Argomento portieri: qual è la migliore soluzione?

“Premesso che avrei tenuto nascosto l’accordo tra Reina (grande uomo spogliatoio per il Napoli) e il Milan, ma i rumors sono fatti per essere spifferati, credo che i rossoneri cederanno Donnarumma destinato ad essere titolare sotto la torre Eiffel con la maglia del PSG. Per il Napoli mi risulta che il primo nome della lista sia un nome di caratura internazionale che fa le coppe: parlo di Rui Patricio, un portiere di trent’anni integro, bravo ed esperto. E’ l’indiziato numero uno per sostituire Reina. Ci sarebbe anche Perin, ma costa troppo e soprattutto il club azzurro vuole un profilo già pronto e dal grande background”. 

Chi ritroveremo il prossimo anno tra centrocampo e attacco?

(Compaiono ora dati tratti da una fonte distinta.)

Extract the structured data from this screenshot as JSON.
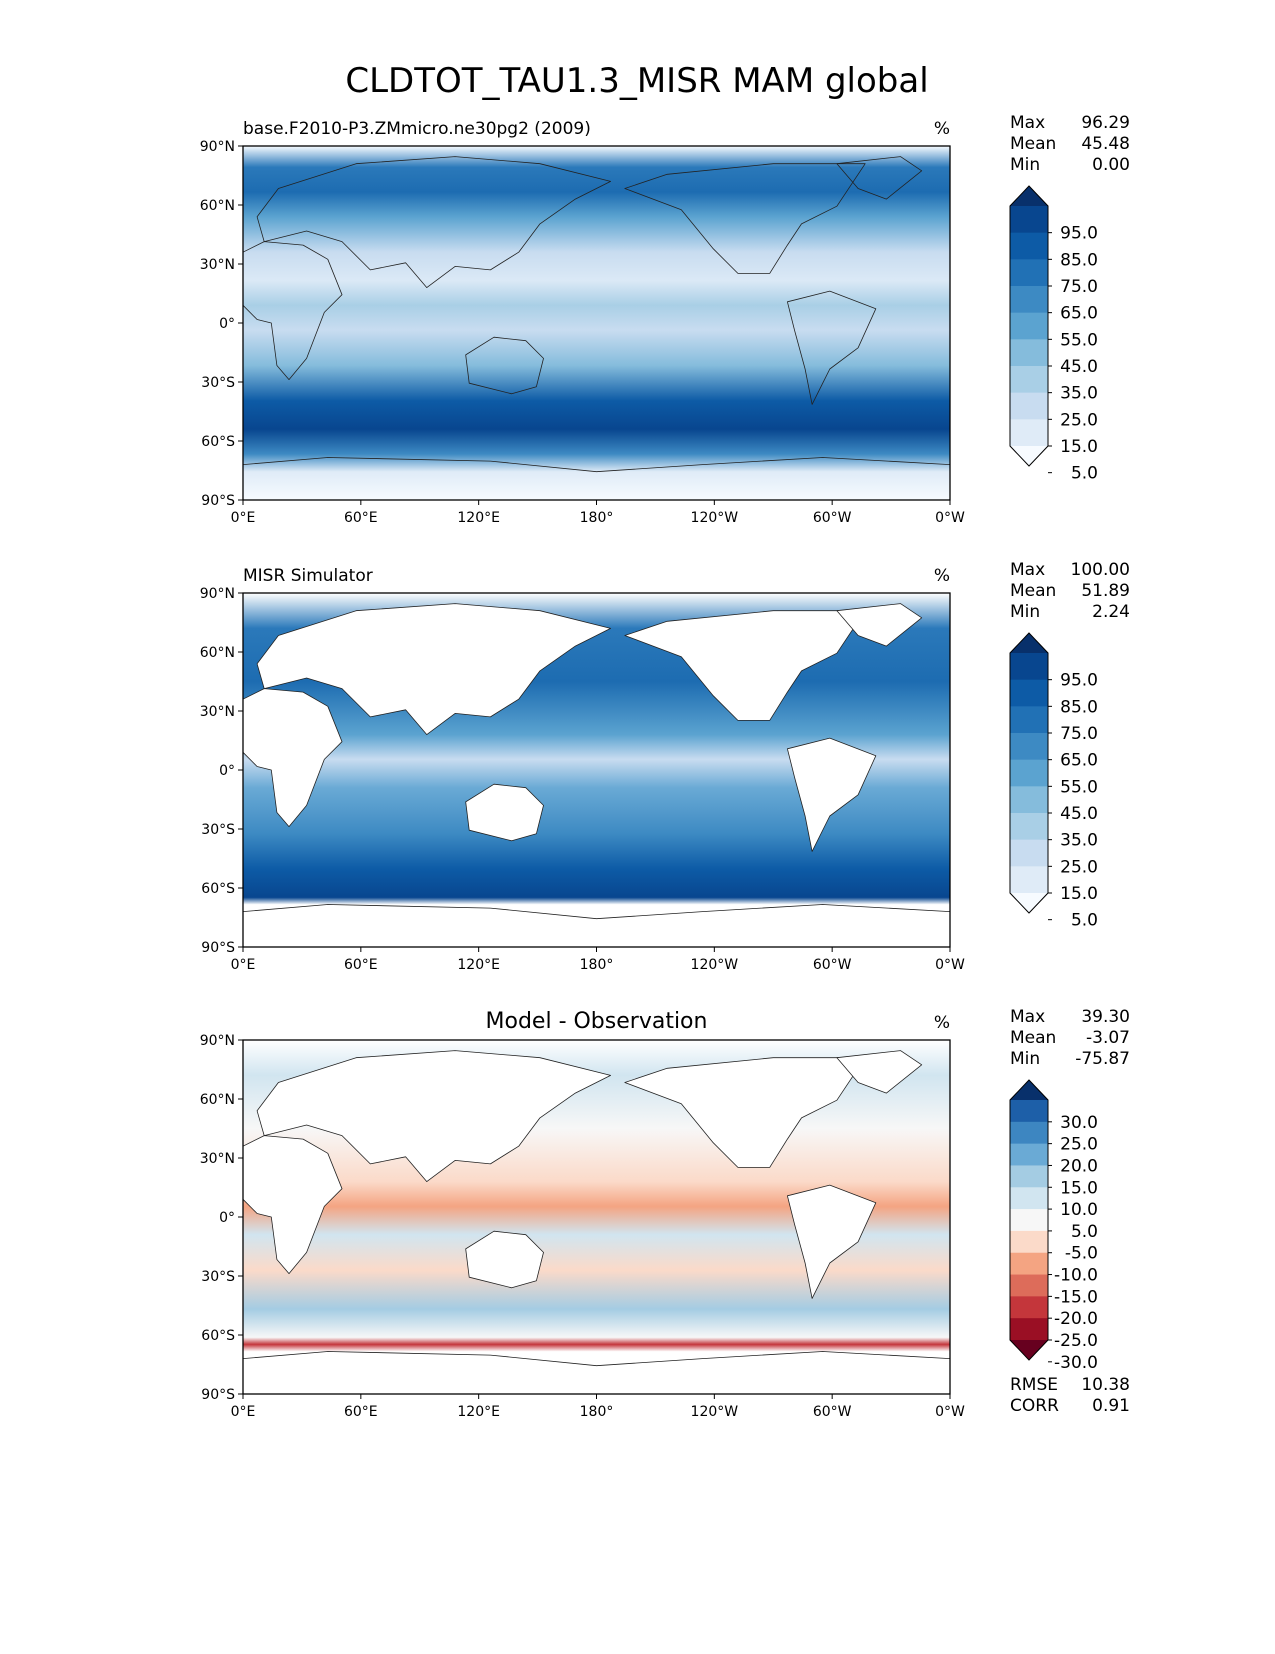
{
  "title": "CLDTOT_TAU1.3_MISR MAM global",
  "lon_ticks": [
    "0°E",
    "60°E",
    "120°E",
    "180°",
    "120°W",
    "60°W",
    "0°W"
  ],
  "lat_ticks": [
    "90°N",
    "60°N",
    "30°N",
    "0°",
    "30°S",
    "60°S",
    "90°S"
  ],
  "panels": [
    {
      "title_left": "base.F2010-P3.ZMmicro.ne30pg2 (2009)",
      "title_center": "",
      "units": "%",
      "stats": [
        {
          "label": "Max",
          "value": "96.29"
        },
        {
          "label": "Mean",
          "value": "45.48"
        },
        {
          "label": "Min",
          "value": "0.00"
        }
      ],
      "colorbar_labels": [
        "95.0",
        "85.0",
        "75.0",
        "65.0",
        "55.0",
        "45.0",
        "35.0",
        "25.0",
        "15.0",
        "5.0"
      ],
      "colorbar_colors": [
        "#08306b",
        "#08468f",
        "#0d5ba6",
        "#2171b5",
        "#3d8ac3",
        "#5ba3d0",
        "#85bcdc",
        "#a9cfe6",
        "#c8dcf0",
        "#dfebf7",
        "#f7fbff"
      ],
      "extra_stats": []
    },
    {
      "title_left": "MISR Simulator",
      "title_center": "",
      "units": "%",
      "stats": [
        {
          "label": "Max",
          "value": "100.00"
        },
        {
          "label": "Mean",
          "value": "51.89"
        },
        {
          "label": "Min",
          "value": "2.24"
        }
      ],
      "colorbar_labels": [
        "95.0",
        "85.0",
        "75.0",
        "65.0",
        "55.0",
        "45.0",
        "35.0",
        "25.0",
        "15.0",
        "5.0"
      ],
      "colorbar_colors": [
        "#08306b",
        "#08468f",
        "#0d5ba6",
        "#2171b5",
        "#3d8ac3",
        "#5ba3d0",
        "#85bcdc",
        "#a9cfe6",
        "#c8dcf0",
        "#dfebf7",
        "#f7fbff"
      ],
      "extra_stats": []
    },
    {
      "title_left": "",
      "title_center": "Model - Observation",
      "units": "%",
      "stats": [
        {
          "label": "Max",
          "value": "39.30"
        },
        {
          "label": "Mean",
          "value": "-3.07"
        },
        {
          "label": "Min",
          "value": "-75.87"
        }
      ],
      "colorbar_labels": [
        "30.0",
        "25.0",
        "20.0",
        "15.0",
        "10.0",
        "5.0",
        "-5.0",
        "-10.0",
        "-15.0",
        "-20.0",
        "-25.0",
        "-30.0"
      ],
      "colorbar_colors": [
        "#08306b",
        "#1d5fa8",
        "#3d86c1",
        "#6aaad5",
        "#a4cce3",
        "#d1e5f0",
        "#f7f7f7",
        "#fbdac9",
        "#f4a482",
        "#dd6c5a",
        "#c4363b",
        "#9a0f24",
        "#67001f"
      ],
      "extra_stats": [
        {
          "label": "RMSE",
          "value": "10.38"
        },
        {
          "label": "CORR",
          "value": "0.91"
        }
      ]
    }
  ]
}
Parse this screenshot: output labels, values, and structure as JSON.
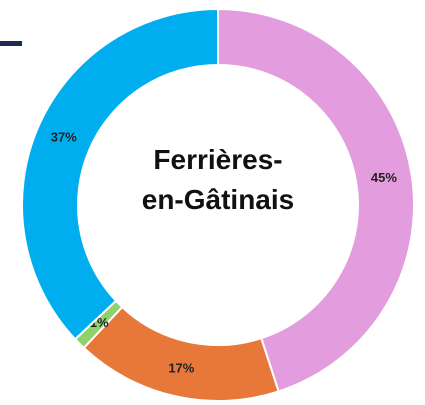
{
  "chart_data": {
    "type": "donut",
    "title": "Ferrières-en-Gâtinais",
    "categories": [
      null,
      null,
      null,
      null
    ],
    "values": [
      45,
      17,
      1,
      37
    ],
    "value_labels": [
      "45%",
      "17%",
      "1%",
      "37%"
    ],
    "colors": [
      "#e39ddf",
      "#e8773a",
      "#8fd16a",
      "#00aeef"
    ]
  }
}
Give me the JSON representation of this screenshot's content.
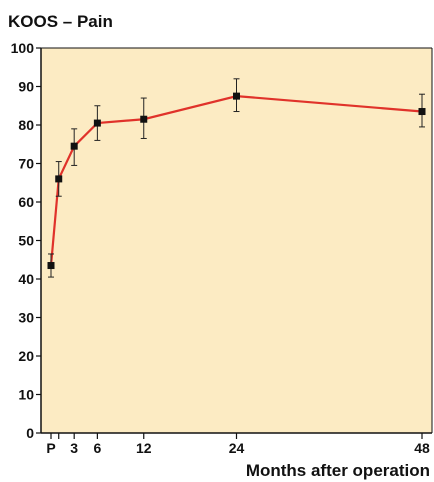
{
  "chart_data": {
    "type": "line",
    "title": "KOOS – Pain",
    "xlabel": "Months after operation",
    "ylabel": "",
    "x_ticks": [
      {
        "label": "P",
        "x": 0
      },
      {
        "label": "",
        "x": 1
      },
      {
        "label": "3",
        "x": 3
      },
      {
        "label": "6",
        "x": 6
      },
      {
        "label": "12",
        "x": 12
      },
      {
        "label": "24",
        "x": 24
      },
      {
        "label": "48",
        "x": 48
      }
    ],
    "ylim": [
      0,
      100
    ],
    "y_ticks": [
      0,
      10,
      20,
      30,
      40,
      50,
      60,
      70,
      80,
      90,
      100
    ],
    "grid": false,
    "series": [
      {
        "color": "#e0322a",
        "points": [
          {
            "x": 0,
            "y": 43.5,
            "err_low": 40.5,
            "err_high": 46.5
          },
          {
            "x": 1,
            "y": 66,
            "err_low": 61.5,
            "err_high": 70.5
          },
          {
            "x": 3,
            "y": 74.5,
            "err_low": 69.5,
            "err_high": 79
          },
          {
            "x": 6,
            "y": 80.5,
            "err_low": 76,
            "err_high": 85
          },
          {
            "x": 12,
            "y": 81.5,
            "err_low": 76.5,
            "err_high": 87
          },
          {
            "x": 24,
            "y": 87.5,
            "err_low": 83.5,
            "err_high": 92
          },
          {
            "x": 48,
            "y": 83.5,
            "err_low": 79.5,
            "err_high": 88
          }
        ]
      }
    ],
    "colors": {
      "plot_background": "#fcebc3",
      "line": "#e0322a",
      "marker": "#111111",
      "axis": "#111111"
    }
  }
}
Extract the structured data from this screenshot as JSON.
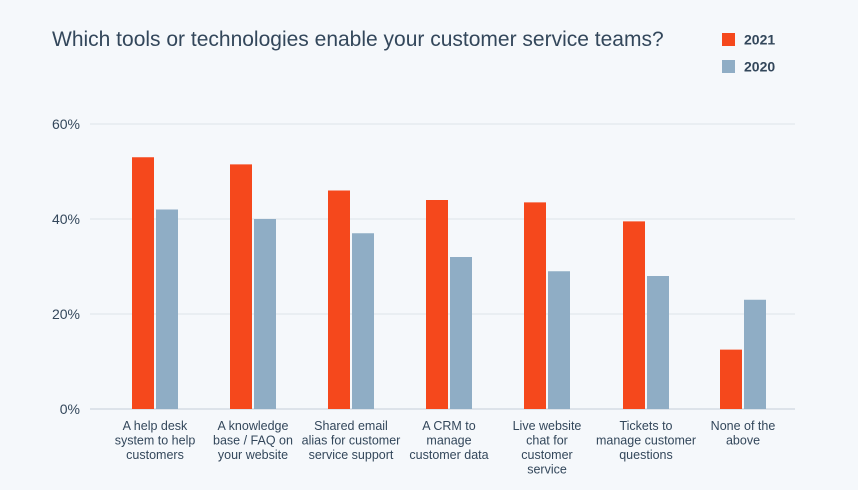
{
  "chart_data": {
    "type": "bar",
    "title": "Which tools or technologies enable your customer service teams?",
    "xlabel": "",
    "ylabel": "",
    "ylim": [
      0,
      60
    ],
    "yticks": [
      {
        "value": 0,
        "label": "0%"
      },
      {
        "value": 20,
        "label": "20%"
      },
      {
        "value": 40,
        "label": "40%"
      },
      {
        "value": 60,
        "label": "60%"
      }
    ],
    "grid": true,
    "legend_position": "top-right",
    "categories": [
      [
        "A help desk",
        "system to help",
        "customers"
      ],
      [
        "A knowledge",
        "base / FAQ on",
        "your website"
      ],
      [
        "Shared email",
        "alias for customer",
        "service support"
      ],
      [
        "A CRM to",
        "manage",
        "customer data"
      ],
      [
        "Live website",
        "chat for",
        "customer",
        "service"
      ],
      [
        "Tickets to",
        "manage customer",
        "questions"
      ],
      [
        "None of the",
        "above"
      ]
    ],
    "series": [
      {
        "name": "2021",
        "color": "#f5481c",
        "values": [
          53,
          51.5,
          46,
          44,
          43.5,
          39.5,
          12.5
        ]
      },
      {
        "name": "2020",
        "color": "#8fadc5",
        "values": [
          42,
          40,
          37,
          32,
          29,
          28,
          23
        ]
      }
    ]
  }
}
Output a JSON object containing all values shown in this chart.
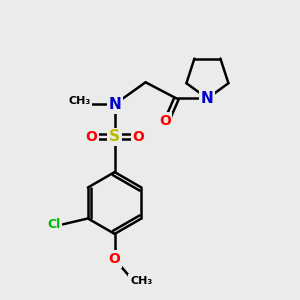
{
  "background_color": "#ebebeb",
  "atom_colors": {
    "C": "#000000",
    "N": "#0000cc",
    "O": "#ff0000",
    "S": "#bbbb00",
    "Cl": "#00bb00",
    "H": "#000000"
  },
  "bond_color": "#000000",
  "bond_width": 1.8,
  "figsize": [
    3.0,
    3.0
  ],
  "dpi": 100
}
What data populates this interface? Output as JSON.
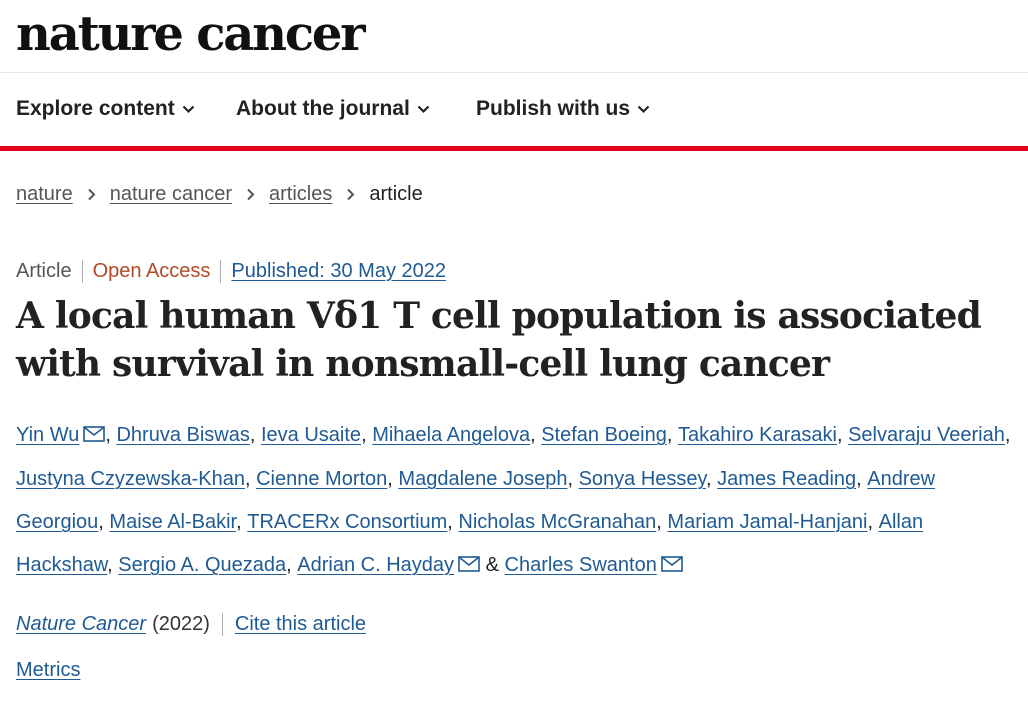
{
  "site": {
    "logo": "nature cancer"
  },
  "nav": {
    "explore": "Explore content",
    "about": "About the journal",
    "publish": "Publish with us"
  },
  "breadcrumb": {
    "c1": "nature",
    "c2": "nature cancer",
    "c3": "articles",
    "current": "article"
  },
  "article": {
    "type": "Article",
    "access": "Open Access",
    "published": "Published: 30 May 2022",
    "title": "A local human Vδ1 T cell population is associated with survival in nonsmall-cell lung cancer"
  },
  "authors": [
    {
      "name": "Yin Wu",
      "email": true
    },
    {
      "name": "Dhruva Biswas",
      "email": false
    },
    {
      "name": "Ieva Usaite",
      "email": false
    },
    {
      "name": "Mihaela Angelova",
      "email": false
    },
    {
      "name": "Stefan Boeing",
      "email": false
    },
    {
      "name": "Takahiro Karasaki",
      "email": false
    },
    {
      "name": "Selvaraju Veeriah",
      "email": false
    },
    {
      "name": "Justyna Czyzewska-Khan",
      "email": false
    },
    {
      "name": "Cienne Morton",
      "email": false
    },
    {
      "name": "Magdalene Joseph",
      "email": false
    },
    {
      "name": "Sonya Hessey",
      "email": false
    },
    {
      "name": "James Reading",
      "email": false
    },
    {
      "name": "Andrew Georgiou",
      "email": false
    },
    {
      "name": "Maise Al-Bakir",
      "email": false
    },
    {
      "name": "TRACERx Consortium",
      "email": false
    },
    {
      "name": "Nicholas McGranahan",
      "email": false
    },
    {
      "name": "Mariam Jamal-Hanjani",
      "email": false
    },
    {
      "name": "Allan Hackshaw",
      "email": false
    },
    {
      "name": "Sergio A. Quezada",
      "email": false
    },
    {
      "name": "Adrian C. Hayday",
      "email": true
    },
    {
      "name": "Charles Swanton",
      "email": true
    }
  ],
  "separators": {
    "comma": ",",
    "and": "&"
  },
  "citation": {
    "journal": "Nature Cancer",
    "year": "(2022)",
    "cite_label": "Cite this article"
  },
  "metrics": {
    "label": "Metrics"
  },
  "colors": {
    "accent_bar": "#e0001b",
    "link": "#1f5a93",
    "open_access": "#b14a25"
  },
  "icons": {
    "nav_dropdown": "chevron-down-icon",
    "breadcrumb_separator": "chevron-right-icon",
    "author_contact": "envelope-icon"
  }
}
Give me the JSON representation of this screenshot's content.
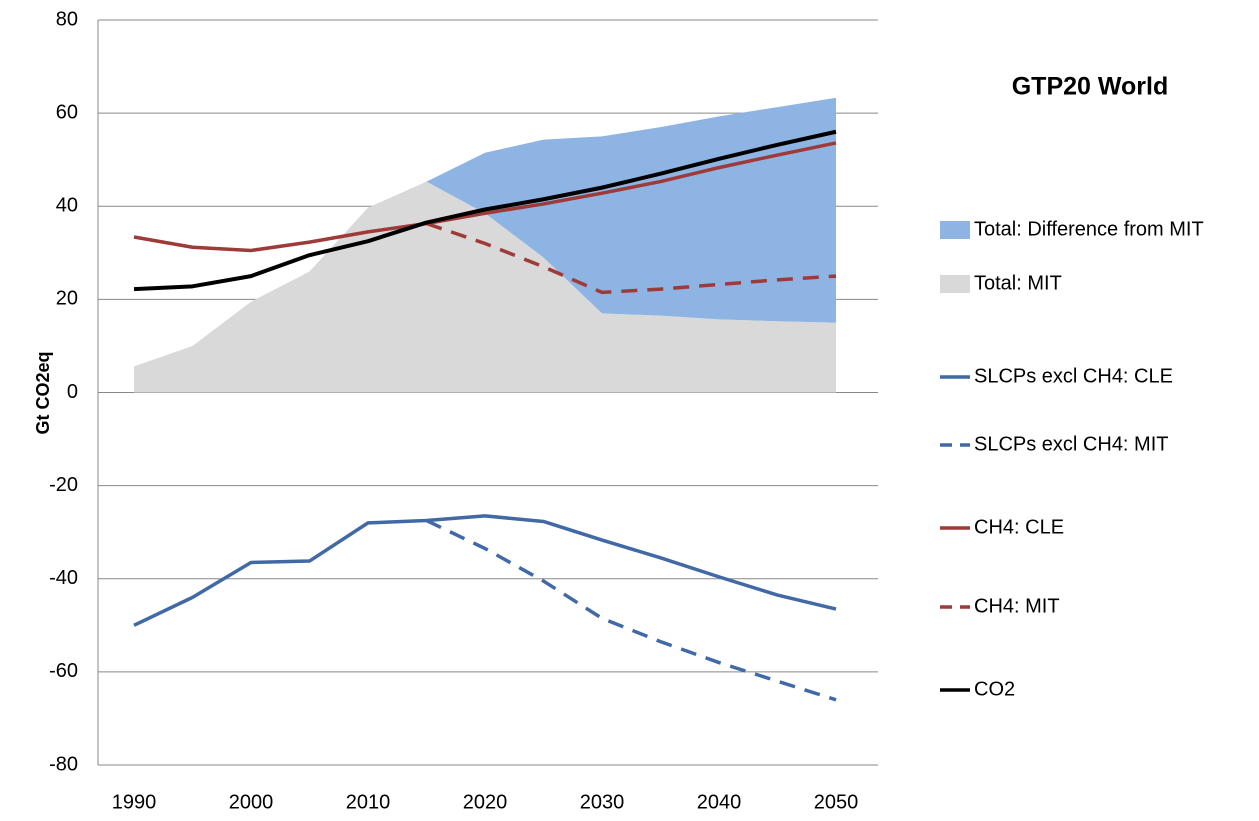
{
  "chart_data": {
    "type": "line",
    "title": "GTP20 World",
    "y_label": "Gt CO2eq",
    "categories": [
      "1990",
      null,
      "2000",
      null,
      "2010",
      null,
      "2020",
      null,
      "2030",
      null,
      "2040",
      null,
      "2050"
    ],
    "ylim": [
      -80,
      80
    ],
    "yticks": [
      -80,
      -60,
      -40,
      -20,
      0,
      20,
      40,
      60,
      80
    ],
    "grid": true,
    "legend": "right",
    "series": [
      {
        "name": "Total: Difference from MIT",
        "color": "#8eb4e3",
        "style": "area",
        "stacked": true,
        "values": [
          null,
          null,
          null,
          null,
          null,
          0,
          13,
          25.3,
          38,
          40.5,
          43.6,
          46,
          48.3
        ]
      },
      {
        "name": "Total: MIT",
        "color": "#d9d9d9",
        "style": "area",
        "values": [
          5.6,
          10,
          19.5,
          26,
          39.7,
          45.3,
          38.5,
          29,
          17,
          16.5,
          15.7,
          15.3,
          15
        ]
      },
      {
        "name": "SLCPs excl CH4: CLE",
        "color": "#4169a5",
        "style": "line",
        "values": [
          -50,
          -44,
          -36.5,
          -36.2,
          -28,
          -27.5,
          -26.5,
          -27.7,
          -31.7,
          -35.5,
          -39.6,
          -43.5,
          -46.5
        ]
      },
      {
        "name": "SLCPs excl CH4: MIT",
        "color": "#4169a5",
        "style": "line",
        "dashed": true,
        "values": [
          null,
          null,
          null,
          null,
          null,
          -27.5,
          -33.5,
          -40.5,
          -48.5,
          -53.5,
          -58,
          -62,
          -66
        ]
      },
      {
        "name": "CH4: CLE",
        "color": "#9e3a38",
        "style": "line",
        "values": [
          33.4,
          31.2,
          30.5,
          32.3,
          34.5,
          36.3,
          38.5,
          40.5,
          42.8,
          45.3,
          48.3,
          51,
          53.6
        ]
      },
      {
        "name": "CH4: MIT",
        "color": "#9e3a38",
        "style": "line",
        "dashed": true,
        "values": [
          null,
          null,
          null,
          null,
          null,
          36.3,
          32,
          27,
          21.5,
          22.2,
          23.2,
          24.2,
          25
        ]
      },
      {
        "name": "CO2",
        "color": "#000000",
        "style": "line",
        "values": [
          22.2,
          22.8,
          25,
          29.5,
          32.5,
          36.5,
          39.3,
          41.5,
          44,
          47,
          50.2,
          53.2,
          56
        ]
      }
    ]
  }
}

“Insigne, Callejon, Albiol, Ghoulam, Hysaj, Zielinski, Hamsik, Allan… L’ossatura è quella. Il rischio di perdere qualcuno della colonna vertebrale della squadra, c’è, e un po’ mi terrorizza se, ripeto, penso a Mertens, Koulibaly  o Jorginho, ad esempio. Ma credo che il Napoli abbia la forza di trattenere tutti o quasi. Difficile fare previsioni ora, ma immaginate chi c’è già più qualche correzione tra entrata e uscita con Torreira, Chiesa e Rui Patricio. Direi non male”. 

Sarrismo o Allegrismo?

“Affezionarsi troppo a filosofie e correnti, non è mai un esercizio da consigliare. Il Sarrismo è un modo di giocare di cui Guardiola ci ha già raccontato qualcosa e che francamente non può non piacere. Dunque tutto ciò che è simile a quello che rappresenta tra campo e dialettica, è semplicemente delizioso, è balsamo per la mente e gli occhi. Allegri e il “circo”, invece, è ciò che appartiene all’intero sistema Juve che gode di due tre squadre titolari di alto livello. Max quando parla fa trasparire l’inconfondibile stile Juve, che attira l’attenzione, ha fascino e carisma. Si è incastonato bene nel modus operandi del club. A me piace tanto, ma secondo me piace a tantissimi tifosi in generale, e lo stesso De Laurentiis gli ha strizzò l’occhio prima che scegliesse il Milan. Sono due modi di intendere il calcio: Sarri più puro, Allegri più funzionale per una società come la Juve. Ambedue apprezzabili, entrambi spot per il calcio”.